The above image is an example of a new printing method I have been working on where I contact print onto a drafting vellum (Clearprint is my vellum of choice, though Staedtler works well; Bienfang is a trip down masochistic lane, though, as the stuff disintegrates when wet), dry mount the print to watercolor paper (I have a stack of white Stonehenge Rising–note: the version I’m using is no longer made, but any paper will work as it is just a backing to mount the vellum print to), and then wax it using Renaissance Wax. The prints are 4″ x 6″ with a slight black border and are floated in a 6″ x 9″ window cut into 8-ply 11×14 matboard from Frame Destination. I haven’t decided on a frame for them yet, I have 10 matted images for a small solo show in June at UNT’s Union Gallery.
May 17th, 2009 at 1:37 pm
that looks beautiful.
May 24th, 2009 at 6:42 pm
Gorgeous image.
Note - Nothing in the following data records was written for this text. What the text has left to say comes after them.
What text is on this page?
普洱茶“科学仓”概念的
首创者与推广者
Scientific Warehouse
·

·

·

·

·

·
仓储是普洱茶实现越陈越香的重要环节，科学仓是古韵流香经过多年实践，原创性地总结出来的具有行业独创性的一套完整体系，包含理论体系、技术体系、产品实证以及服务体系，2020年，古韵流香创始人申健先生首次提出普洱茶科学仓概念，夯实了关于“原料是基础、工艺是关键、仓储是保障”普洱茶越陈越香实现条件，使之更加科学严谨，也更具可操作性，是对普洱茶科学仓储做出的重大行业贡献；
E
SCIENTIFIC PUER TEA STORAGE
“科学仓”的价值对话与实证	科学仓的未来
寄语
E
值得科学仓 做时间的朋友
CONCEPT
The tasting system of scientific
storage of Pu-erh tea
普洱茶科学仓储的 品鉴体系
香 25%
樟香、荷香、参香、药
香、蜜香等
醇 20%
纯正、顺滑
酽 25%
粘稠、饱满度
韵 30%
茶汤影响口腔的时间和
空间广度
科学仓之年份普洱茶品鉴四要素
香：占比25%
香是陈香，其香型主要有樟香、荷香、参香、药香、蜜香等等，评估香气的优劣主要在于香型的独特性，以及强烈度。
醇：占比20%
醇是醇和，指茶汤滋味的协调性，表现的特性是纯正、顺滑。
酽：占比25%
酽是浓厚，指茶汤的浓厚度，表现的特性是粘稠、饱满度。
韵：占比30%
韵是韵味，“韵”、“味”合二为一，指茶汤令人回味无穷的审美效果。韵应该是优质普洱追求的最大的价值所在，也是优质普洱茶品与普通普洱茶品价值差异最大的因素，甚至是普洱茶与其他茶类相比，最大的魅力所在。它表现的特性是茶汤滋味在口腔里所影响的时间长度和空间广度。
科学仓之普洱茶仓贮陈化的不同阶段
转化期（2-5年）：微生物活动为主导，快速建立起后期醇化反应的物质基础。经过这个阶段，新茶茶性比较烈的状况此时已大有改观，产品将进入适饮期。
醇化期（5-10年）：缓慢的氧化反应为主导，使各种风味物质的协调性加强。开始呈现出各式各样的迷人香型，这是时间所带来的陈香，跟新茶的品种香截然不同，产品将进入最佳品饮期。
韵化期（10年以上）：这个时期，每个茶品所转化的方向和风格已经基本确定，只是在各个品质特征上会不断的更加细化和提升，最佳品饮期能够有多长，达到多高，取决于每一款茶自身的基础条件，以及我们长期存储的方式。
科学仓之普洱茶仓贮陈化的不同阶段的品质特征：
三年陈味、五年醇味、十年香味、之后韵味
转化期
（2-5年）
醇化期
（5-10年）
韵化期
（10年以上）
I’m curoius about the waxing portion of your process. Does it make the vellum even more transparent? How do you think the Renaissance product would work with making paper negs?
June 5th, 2009 at 2:10 pm
Trevor, I’m honestly not too sure as I haven’t waxed anything that wasn’t drymounted to an opaque paper. I can tell that it makes it slightly more transparent, but due to the cost of Renaissance Wax vs. the cost of bees wax I wouldn’t use it for making paper negatives more transparent for printing through.
June 8th, 2009 at 11:31 am
Nice image jer, how many do you sacrifice to the photo gods in order to get a good print?
June 8th, 2009 at 12:52 pm
Robert, since it’s using a digital negative I don’t have to dial in too much, but there are all of those wonderful alt process variables that keep me at about 4 of every 5 as keepers.